Donc Standard Chartered — oui, cette banque britannique centenaire qui a plus d’histoire que le grenier de mon grand-père — lance enfin un courtier prime pour la crypto. Ni par une filiale offshore à Singapour, ni via un vague ‘laboratoire d’innovation’ : directement sous SC Ventures, leur bras de capital-risque. Moins une innovation qu’un ‘on a remarqué que le train était parti il y a cinq ans et qu’on court vers le quai.’
JPMorgan et Goldman ont des divisions crypto opérationnelles depuis des années. Même DBS à Singapour propose une garde-côtière complète et l’exécution des ordres. La vraie question n’est donc pas ‘Vont-ils le faire ?’ mais ‘Pourquoi maintenant ?’. Et plus important encore — une banque traditionnelle peut-elle échapper à son ADN réglementaire ?
N’essayons pas de faire croire que c’est une surprise. Les grandes banques subissent une pression des actionnaires pour diversifier leurs revenus. Les comptoirs OTC crypto et le courtier prime sont désormais des flux de revenus de premier plan. Le vrai frein n’est pas la technologie, mais la navigation dans le patchwork des réglementations mondiales. Comment SC va-t-il gérer le MiCA dans l’UE, les recommandations du GAFI et l’énergie du ‘Comment osez-vous ?’ de la SEC ?
Exactement. La présence actuelle de Standard Chartered dans plus de 60 marchés est à la fois sa plus grande force et sa cage la plus étroite. Une erreur au Nigeria ou au Vietnam et toute leur opération crypto pourrait être gelée. Ils ne jouent pas aux échecs — ils jouent au Jenga réglementaire en 5D.
Les banques qui s’approprient la crypto, c’est l’ironie absolue. Le but initial était d’éviter la finance traditionnelle. Et maintenant on célèbre quand Wall Street bénit notre technologie ? Nous avons été colonisés. La révolution sera bureaucratisée.

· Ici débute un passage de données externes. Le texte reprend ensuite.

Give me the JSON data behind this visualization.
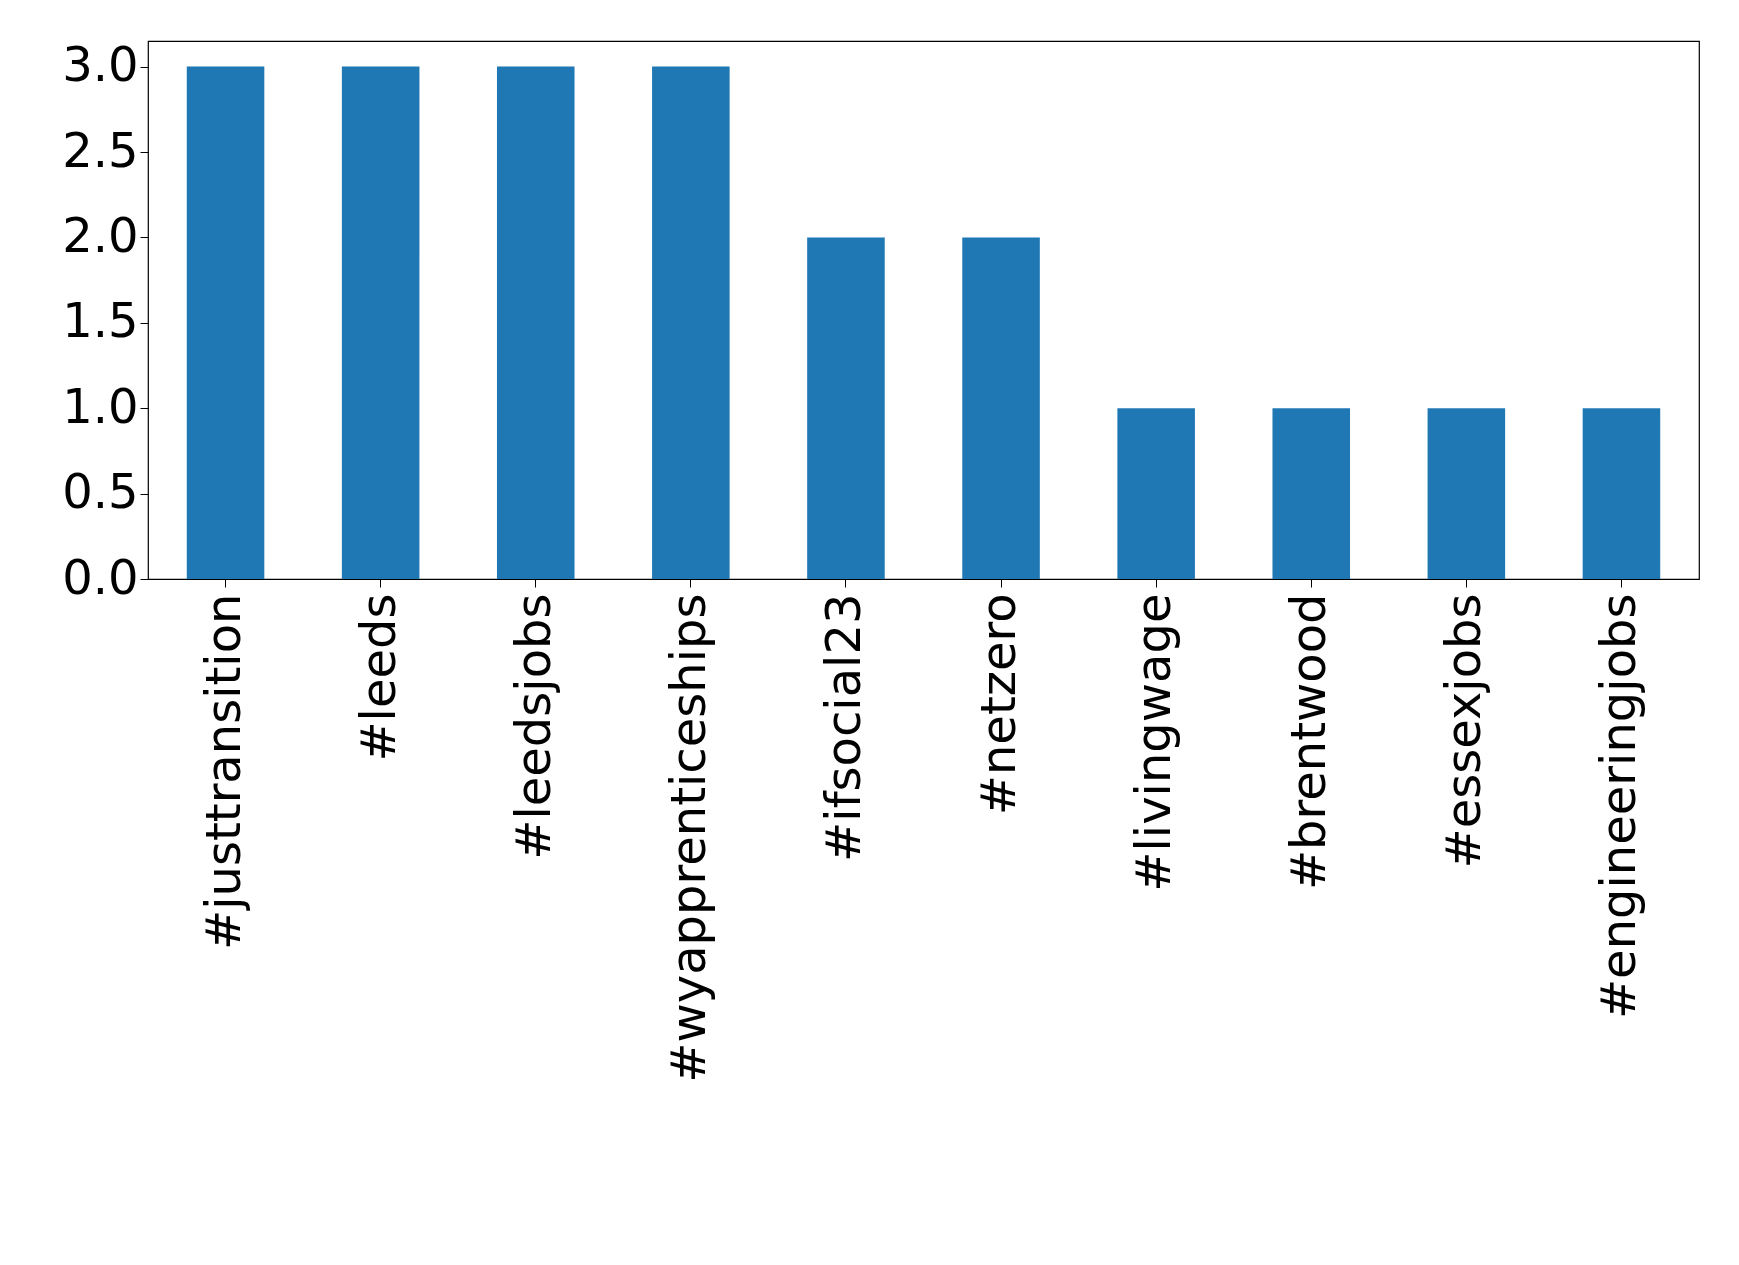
{
  "chart_data": {
    "type": "bar",
    "categories": [
      "#justtransition",
      "#leeds",
      "#leedsjobs",
      "#wyapprenticeships",
      "#ifsocial23",
      "#netzero",
      "#livingwage",
      "#brentwood",
      "#essexjobs",
      "#engineeringjobs"
    ],
    "values": [
      3,
      3,
      3,
      3,
      2,
      2,
      1,
      1,
      1,
      1
    ],
    "color": "#1f77b4",
    "ylim": [
      0,
      3.15
    ],
    "yticks": [
      {
        "value": 0,
        "label": "0.0"
      },
      {
        "value": 0.5,
        "label": "0.5"
      },
      {
        "value": 1,
        "label": "1.0"
      },
      {
        "value": 1.5,
        "label": "1.5"
      },
      {
        "value": 2,
        "label": "2.0"
      },
      {
        "value": 2.5,
        "label": "2.5"
      },
      {
        "value": 3,
        "label": "3.0"
      }
    ],
    "grid": false
  }
}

Révolution, shmirévolution. Mes clients veulent une exposition aux actifs numériques avec une garde sécurisée, des rapports et des traces d’audit. Ils ne veulent pas ‘niquer le système’ : ils veulent des rendements. Les banques apportent confiance et infrastructure. C’est ainsi que se produit l’adoption de masse.
Peut-on parler du fait que SC Ventures est en réalité le véritable coup de maître ? Ils n’imposent pas la crypto à une infrastructure bancaire rigide. Ils laissent l’unité VC innover rapidement pendant que le vaisseau mère reste conforme. Le meilleur des deux mondes.
‘Les discussions en sont à un stade préliminaire’ est un jargon corporate pour ‘on a un PowerPoint et un rêve’. J’y croirai quand je verrai un produit opérationnel avec de vrais clients.
Honorablement ? Mon 401(k) est d’un ennui mortel. Si les banques ajoutent un peu de jus crypto, je suis partante. Rendez-le simple et sécurisé, et je prends 5 % de ma pension pour la faire décoller.
C’est ainsi que le risque systémique s’insinue. Un peu de crypto ici, un comptoir ‘prime’ là — jusqu’à ce que tout le noyau financier dépende d’une classe d’actifs non régulée et volatile. On se souvient de 2008 ? N’échangeons pas les titres adossés à des prêts hypothécaires contre des passifs adossés aux meme-coins.